Retail, housing at Crown Farm project gets going again
Project had been stalled by lawsuits and bankruptcy
Seven months after developers for the billion-dollar Crown Farm retail and residential project in Gaithersburg filed bankruptcy, the project is back on track.
A property deal and annexation agreement with the city signed in 2006 promised to bring homes, residents, retail, office space, roads, public art, a school and other amenities to the 181-acre property near interstates 270 and 370 at Fields Road. But then, the project's creditors alleged breach of contract, and two of the original developers filed bankruptcy in May. Creditors filed lawsuits in three states that did not settle until December.
"We bought everything, so we have the title free and clear to the entire property," said Steve Coniglio of Sunbrook Partners, a division of Westbrook Partners based in Los Angeles. "We're the majority partner and managing member." Sunbrook bought the Crown Farm property for $77.5 million on Dec. 29, Coniglio said from his office in Richmond, Va.
KB Home Maryland LLC and Pulte Homes of Maryland will help to bring 2,250 planned residences and 320,000 square feet of retail to the hilly farmland across from Washingtonian Center, Coniglio said.
The developers signed an agreement in late December to get the project going again, Coniglio said. The swift turnaround is a relief to city officials and residents, who feared the project could go undeveloped for 20 years.
"It is a wonderful turn of events," said Aris Mardirossian, an original partner in the project.
In 2006, Mardirossian whose development company is Jerunazargabr LLC of Potomac and Steven L. Lebling of ARL LLC of Rockville, helped KB Home and Centex Homes Crown LLC buy the property as Crown Village Farm LLC and secure an annexation agreement with the City of Gaithersburg that still stands, said City Attorney Lynn Board.
"They filed the project bankrupt, they owed us money," said Lebling, who described Westbrook Partners as a hedge fund operation. "It settled."
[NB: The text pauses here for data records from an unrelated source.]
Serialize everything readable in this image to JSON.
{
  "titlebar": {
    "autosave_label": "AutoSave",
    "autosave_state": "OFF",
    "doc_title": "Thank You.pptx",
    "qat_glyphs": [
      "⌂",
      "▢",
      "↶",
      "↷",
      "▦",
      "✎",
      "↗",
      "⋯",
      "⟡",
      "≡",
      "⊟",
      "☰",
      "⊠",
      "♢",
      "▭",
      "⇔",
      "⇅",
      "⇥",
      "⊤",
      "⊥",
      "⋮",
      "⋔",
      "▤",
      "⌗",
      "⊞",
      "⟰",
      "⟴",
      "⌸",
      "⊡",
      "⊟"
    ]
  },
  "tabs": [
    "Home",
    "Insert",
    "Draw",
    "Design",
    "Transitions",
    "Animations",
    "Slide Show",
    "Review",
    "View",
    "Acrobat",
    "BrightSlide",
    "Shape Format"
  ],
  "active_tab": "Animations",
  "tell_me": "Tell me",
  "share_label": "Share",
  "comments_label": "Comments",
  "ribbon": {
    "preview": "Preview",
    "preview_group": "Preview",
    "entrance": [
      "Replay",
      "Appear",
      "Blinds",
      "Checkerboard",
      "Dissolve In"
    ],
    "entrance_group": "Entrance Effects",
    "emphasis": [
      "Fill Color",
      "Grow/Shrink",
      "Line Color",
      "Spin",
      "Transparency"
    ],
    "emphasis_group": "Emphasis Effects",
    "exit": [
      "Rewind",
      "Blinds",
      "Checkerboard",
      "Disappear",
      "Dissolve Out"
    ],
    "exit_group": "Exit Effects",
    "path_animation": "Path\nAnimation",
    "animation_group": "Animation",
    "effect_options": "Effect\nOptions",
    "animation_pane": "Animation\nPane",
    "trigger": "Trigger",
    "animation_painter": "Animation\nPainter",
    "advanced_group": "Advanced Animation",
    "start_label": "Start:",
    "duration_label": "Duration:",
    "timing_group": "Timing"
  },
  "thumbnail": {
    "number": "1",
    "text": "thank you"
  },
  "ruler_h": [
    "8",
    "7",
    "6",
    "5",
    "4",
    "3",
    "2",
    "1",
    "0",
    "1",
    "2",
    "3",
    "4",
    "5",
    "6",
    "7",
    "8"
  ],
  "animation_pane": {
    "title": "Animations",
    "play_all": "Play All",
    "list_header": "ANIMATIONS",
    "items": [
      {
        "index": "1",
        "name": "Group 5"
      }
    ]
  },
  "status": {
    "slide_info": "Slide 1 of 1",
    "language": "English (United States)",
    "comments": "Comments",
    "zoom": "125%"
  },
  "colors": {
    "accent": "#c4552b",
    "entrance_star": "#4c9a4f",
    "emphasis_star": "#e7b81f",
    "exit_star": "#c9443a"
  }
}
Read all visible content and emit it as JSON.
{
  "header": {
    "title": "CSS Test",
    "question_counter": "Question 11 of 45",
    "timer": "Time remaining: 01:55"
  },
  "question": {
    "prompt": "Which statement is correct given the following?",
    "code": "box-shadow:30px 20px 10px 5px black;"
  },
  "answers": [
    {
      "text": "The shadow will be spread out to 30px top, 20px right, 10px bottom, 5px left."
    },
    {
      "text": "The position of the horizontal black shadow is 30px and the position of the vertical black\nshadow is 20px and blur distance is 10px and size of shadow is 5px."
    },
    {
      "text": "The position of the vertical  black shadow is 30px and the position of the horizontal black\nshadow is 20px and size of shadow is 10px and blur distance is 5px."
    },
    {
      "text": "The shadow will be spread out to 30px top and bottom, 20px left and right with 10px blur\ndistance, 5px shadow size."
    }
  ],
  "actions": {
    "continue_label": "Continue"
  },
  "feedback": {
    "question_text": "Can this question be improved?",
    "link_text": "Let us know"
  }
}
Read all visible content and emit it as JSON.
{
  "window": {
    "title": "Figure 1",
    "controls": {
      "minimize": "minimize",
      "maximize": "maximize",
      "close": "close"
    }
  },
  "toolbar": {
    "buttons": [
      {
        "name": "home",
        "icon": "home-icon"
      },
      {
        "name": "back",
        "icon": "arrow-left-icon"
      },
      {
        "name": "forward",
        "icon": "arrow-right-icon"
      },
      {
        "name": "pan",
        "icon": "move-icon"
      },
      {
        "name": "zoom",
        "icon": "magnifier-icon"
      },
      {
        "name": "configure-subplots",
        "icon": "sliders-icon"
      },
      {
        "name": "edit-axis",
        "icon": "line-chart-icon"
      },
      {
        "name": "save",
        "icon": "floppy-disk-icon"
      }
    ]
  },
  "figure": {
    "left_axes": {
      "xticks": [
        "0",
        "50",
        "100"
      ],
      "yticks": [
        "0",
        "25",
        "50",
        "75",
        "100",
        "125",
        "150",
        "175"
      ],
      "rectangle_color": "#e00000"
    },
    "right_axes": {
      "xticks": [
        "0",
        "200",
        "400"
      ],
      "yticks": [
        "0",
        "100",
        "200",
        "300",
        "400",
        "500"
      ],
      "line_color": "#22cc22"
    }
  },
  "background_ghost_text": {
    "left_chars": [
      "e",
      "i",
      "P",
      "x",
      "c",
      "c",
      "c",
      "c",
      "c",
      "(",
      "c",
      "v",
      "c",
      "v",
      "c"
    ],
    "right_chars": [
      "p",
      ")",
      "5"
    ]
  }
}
Lebling said that in the settlement he and Mardirossian received $8 million of the $28 million they expected to collect.
The annexation agreement, which has brought $7 million in farmland preservation and recreation funds to the city, promises to bring another $1 million to Gaithersburg this year and over the long-term a school, roads, public art and a stop for the Corridor Cities Transitway, a proposed 14-mile light rail or rapid bus line connecting the Shady Grove Metro station to just south of Clarksburg. Overall, the project is expected to bring more than $10 million in contributions to the city.
"We're feeling cautiously optimistic," said Gaithersburg Director of Planning and Code Administration Greg Ossont, who said the city is working with Sunbrook to get commercial site plans approved by the spring.
Once commercial site plans are finalized, the city can focus on permitting, and construction could be underway by early 2011, Ossont said.
In summer 2008, Crown Village Farm tried selling the property, but bidders offered barely half the $140 million it paid for the property in 2006.
According to Chapter 11 protection documents filed in U.S. Bankruptcy Court in Wilmington, Del., KB Home and Centex Homes Crown LLC, separate entities with no other holdings based in Vienna, Va., sought to discharge much of their debts, reorganize and purchase the property for $70 million under a new name. Reorganization documents show that they owed the developers and a broker more than $75 million and wanted to wipe out the debt.
Mardirossian, Lebling and attorneys for Crown Farm Retail LLC of Bethesda, owned by Finmarc Management Inc. all creditors in the bankruptcy proceedings filed civil lawsuits against KB Home Maryland, Centex Homes Crown and their banks in 2008 in Montgomery County Circuit Court, hoping to collect some of their anticipated revenues.
They alleged breach of contract, saying that KB and Centex, which is owned by Pulte, deliberately chose not to process and sign record plats to avoid paying the balance due to Lebling and Mardirossian, transferring the retail property to the developers and transferring 33 acres to the city for a future public high school.
With the property sale to Sunbrook, all that has changed. The creditors have dropped their lawsuits, Lebling said. Developers are operating on cash and have restarted the process of signing record plats with the city, he said.